Hindistan'da 1792'den önce cadı avına dair belgelenmiş bir kanıt yoktur. Hindistan'daki cadı avlarının en eski kanıtı, 1792'deki Santhal cadı davalarında bulunabilir. Şirket yönetimindeki Hindistan'daki Chhotanagpur bölümünün Singhbhum bölgesinde, yalnızca cadı olmakla suçlananlar öldürüldü, ancak sanıklarla ilgili olanlar da ölümlerin intikamını almayacaklarından emin olmak için öldürüldü (Roy Choudhary 1958: 88). Chhotanagpur bölgesi, büyük ölçüde Santhals adı verilen bir adivasi nüfusu tarafından dolduruldu. Cadıların varlığı, Santhals için merkezi bir inançtı. Cadılardan korkuluyordu ve anti-sosyal faaliyetlerde bulunmaları gerekiyordu. Ayrıca, bağırsaklarını besleyerek ve diğer kötülüklerin yanı sıra sığırlarda ateşe neden olarak insanları öldürme gücüne sahip olmaları gerekiyordu. Bu nedenle, adivasi nüfusuna göre hastalıklarının ve hastalıklarının çaresi, sebep olarak görülen bu cadıların ortadan kaldırılmasıydı.

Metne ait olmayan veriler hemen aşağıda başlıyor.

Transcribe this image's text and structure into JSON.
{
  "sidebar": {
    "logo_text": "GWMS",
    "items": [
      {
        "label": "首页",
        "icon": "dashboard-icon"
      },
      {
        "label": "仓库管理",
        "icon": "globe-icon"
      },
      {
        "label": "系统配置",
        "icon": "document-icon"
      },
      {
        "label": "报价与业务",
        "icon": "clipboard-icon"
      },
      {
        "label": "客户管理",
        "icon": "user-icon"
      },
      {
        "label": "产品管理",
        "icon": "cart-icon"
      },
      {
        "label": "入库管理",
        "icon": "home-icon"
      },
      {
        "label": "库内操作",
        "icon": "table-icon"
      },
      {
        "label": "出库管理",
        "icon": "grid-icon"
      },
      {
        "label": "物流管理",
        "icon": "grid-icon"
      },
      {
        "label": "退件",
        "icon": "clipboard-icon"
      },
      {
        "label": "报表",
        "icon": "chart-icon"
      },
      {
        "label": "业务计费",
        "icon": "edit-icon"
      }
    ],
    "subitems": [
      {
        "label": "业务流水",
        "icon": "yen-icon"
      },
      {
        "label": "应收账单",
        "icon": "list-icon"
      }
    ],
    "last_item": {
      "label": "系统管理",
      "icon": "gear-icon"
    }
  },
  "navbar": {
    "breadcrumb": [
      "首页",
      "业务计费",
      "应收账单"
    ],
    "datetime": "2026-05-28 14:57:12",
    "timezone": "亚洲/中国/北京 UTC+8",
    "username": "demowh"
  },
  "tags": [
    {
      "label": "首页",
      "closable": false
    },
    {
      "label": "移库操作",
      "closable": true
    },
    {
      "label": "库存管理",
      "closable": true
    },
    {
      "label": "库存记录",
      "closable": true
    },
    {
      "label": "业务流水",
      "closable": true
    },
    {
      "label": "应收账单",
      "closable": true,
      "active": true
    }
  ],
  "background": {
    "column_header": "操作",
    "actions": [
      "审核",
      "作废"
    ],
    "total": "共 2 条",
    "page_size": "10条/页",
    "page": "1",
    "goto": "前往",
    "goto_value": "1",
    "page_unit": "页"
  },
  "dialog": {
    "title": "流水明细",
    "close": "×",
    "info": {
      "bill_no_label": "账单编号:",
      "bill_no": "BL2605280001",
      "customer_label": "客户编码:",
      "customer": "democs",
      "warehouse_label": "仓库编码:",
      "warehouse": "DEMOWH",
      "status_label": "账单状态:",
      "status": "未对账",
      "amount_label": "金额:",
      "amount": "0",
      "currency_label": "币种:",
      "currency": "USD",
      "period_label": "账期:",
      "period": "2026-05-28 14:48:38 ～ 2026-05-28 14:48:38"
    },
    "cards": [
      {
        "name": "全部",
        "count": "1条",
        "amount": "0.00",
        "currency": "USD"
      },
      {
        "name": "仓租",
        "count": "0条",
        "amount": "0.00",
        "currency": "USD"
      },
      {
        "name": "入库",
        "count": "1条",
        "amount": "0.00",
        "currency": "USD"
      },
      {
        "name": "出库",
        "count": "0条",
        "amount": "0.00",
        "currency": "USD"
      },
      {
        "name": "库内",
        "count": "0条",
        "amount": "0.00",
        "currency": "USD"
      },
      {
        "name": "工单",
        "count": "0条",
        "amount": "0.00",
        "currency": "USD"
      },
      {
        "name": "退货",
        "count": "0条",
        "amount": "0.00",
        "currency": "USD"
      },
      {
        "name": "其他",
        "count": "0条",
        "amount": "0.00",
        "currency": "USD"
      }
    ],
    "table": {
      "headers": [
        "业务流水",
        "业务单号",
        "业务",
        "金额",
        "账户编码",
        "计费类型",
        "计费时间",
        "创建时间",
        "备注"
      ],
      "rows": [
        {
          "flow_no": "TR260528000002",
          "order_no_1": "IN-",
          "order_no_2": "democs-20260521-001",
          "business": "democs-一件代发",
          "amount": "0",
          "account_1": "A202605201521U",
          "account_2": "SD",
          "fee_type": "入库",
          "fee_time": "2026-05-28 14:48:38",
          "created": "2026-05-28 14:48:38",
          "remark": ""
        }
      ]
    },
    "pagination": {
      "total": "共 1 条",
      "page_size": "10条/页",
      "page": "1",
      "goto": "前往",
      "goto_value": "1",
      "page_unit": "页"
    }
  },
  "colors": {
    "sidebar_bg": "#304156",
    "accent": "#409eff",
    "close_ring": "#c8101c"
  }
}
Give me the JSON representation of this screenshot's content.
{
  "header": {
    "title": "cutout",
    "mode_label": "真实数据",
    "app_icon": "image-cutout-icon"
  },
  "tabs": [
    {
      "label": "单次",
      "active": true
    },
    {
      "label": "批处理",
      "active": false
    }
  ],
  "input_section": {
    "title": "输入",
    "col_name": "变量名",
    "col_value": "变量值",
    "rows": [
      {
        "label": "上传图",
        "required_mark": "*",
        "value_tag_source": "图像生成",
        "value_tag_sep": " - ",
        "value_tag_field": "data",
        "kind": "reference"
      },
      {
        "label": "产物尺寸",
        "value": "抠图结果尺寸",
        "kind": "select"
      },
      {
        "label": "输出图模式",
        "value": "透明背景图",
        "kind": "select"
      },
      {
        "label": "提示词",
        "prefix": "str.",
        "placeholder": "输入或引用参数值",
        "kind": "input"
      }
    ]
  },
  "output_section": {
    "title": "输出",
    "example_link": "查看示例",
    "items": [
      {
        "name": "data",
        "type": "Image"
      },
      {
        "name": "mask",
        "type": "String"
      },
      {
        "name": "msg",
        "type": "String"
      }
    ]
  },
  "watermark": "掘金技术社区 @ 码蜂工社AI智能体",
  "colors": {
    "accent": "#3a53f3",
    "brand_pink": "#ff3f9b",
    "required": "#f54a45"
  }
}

Santhaller arasında cadı avı uygulaması Avrupa'dakinden daha acımasızdı. Cadıların yakılmadan önce boğulduğu Avrupa'nın aksine, santhals onları "..insan dışkısını yemeye ve onları alevlere atmadan önce kan içmeye" zorladı.

Doğu Hindistan Şirketi (EIC) 1840-1850'lerde Gujarat, Rajasthan ve Chhotanagpur'da cadıların zulmünü yasakladı. Yasağa rağmen, cadı avının suç olarak görülmediği için çok az vaka bildirildi. Santhals, yasağın aslında cadıların faaliyetlerinin gelişmesine izin verdiğine inanıyordu. Böylece yasağın etkisi, EIC'nin amaçladığı şeyin tersi oldu. 1857-58 sırasında cadı avında bir artış oldu; Bu, bazı akademisyenlerin faaliyetin yeniden canlanmasını Şirket yönetimine karşı bir direniş biçimi olarak görmelerine yol açan büyük bir isyan dönemine denk geliyor.

Modern vakalar

Annelie Grund tarafından 16. ve 17. yüzyıl Bernau, Almanya'daki cadı avlarının kurbanları için anıt

Büyüye olan inancın yaygın olduğu toplumlarda cadı avları günümüzde de devam etmektedir . Çoğu durumda, bunlar Sahra Altı Afrika'nın çoğundan, Suudi Arabistan'dan ve Papua Yeni Gine'den düzenli olarak bildirilen linç ve yakma örnekleridir . Ayrıca, büyücülük uygulamasına karşı yasaları olan bazı ülkeler var. Büyücülüğün yasal olarak ölümle cezalandırıldığı tek ülke Suudi Arabistan.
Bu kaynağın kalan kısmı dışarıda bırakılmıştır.